If the residual spread increases with fitted values, the variance function may be misspecified.
- Absolute Residuals vs. Fitted Values
A systematic pattern (e.g., funnel shape) suggests heteroscedasticity (i.e., changing variance).
If the residuals increase with fitted values, a different variance function (e.g., Negative Binomial instead of Poisson) may be needed.
- Goodness-of-Fit Metrics
AIC/BIC: Lower values indicate a better model, but must be compared across nested models.

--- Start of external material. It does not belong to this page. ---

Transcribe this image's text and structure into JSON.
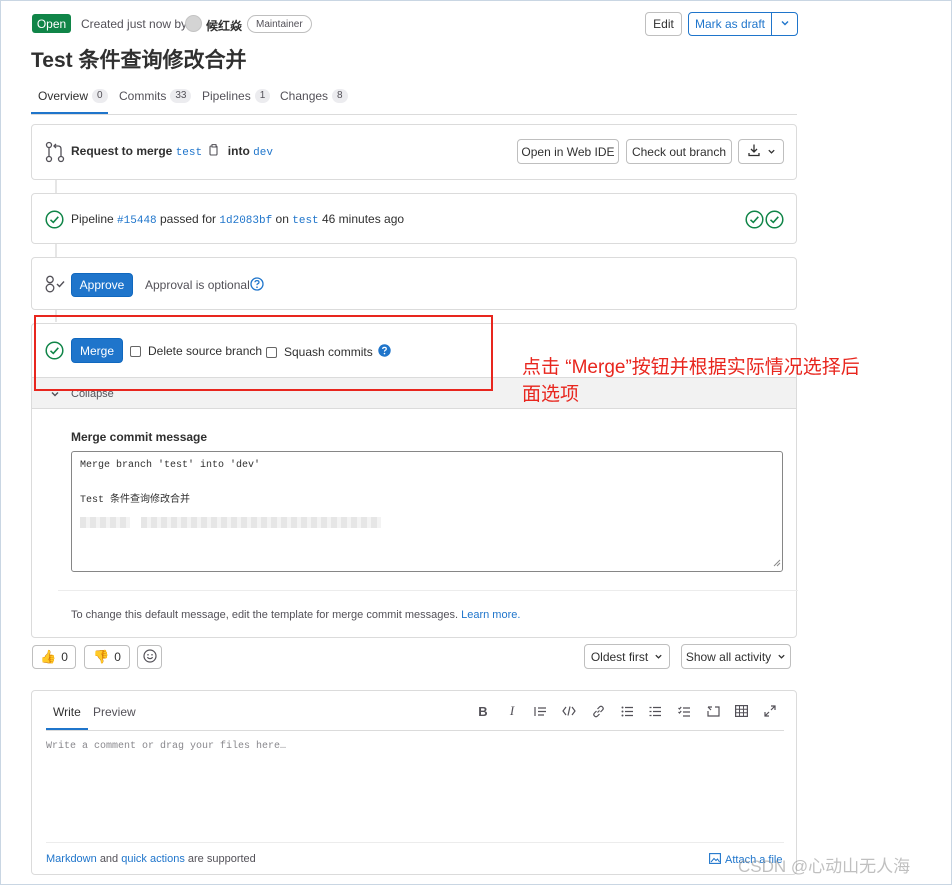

Log-likelihood: Higher values suggest a better-fitting model.
\(R^2\) for GLMs: Since traditional \(R^2\) is not available, the likelihood-based \(R^2\) is used to measure improvement over a null model.
- Overdispersion Check (\(\phi\))
If \(\phi \approx 1\), the Poisson assumption is valid.
If \(\phi > 1\), there is overdispersion, meaning a Negative Binomial model may be more appropriate.
If \(\phi < 1\), underdispersion is present, requiring alternative distributions like the Conway-Maxwell Poisson.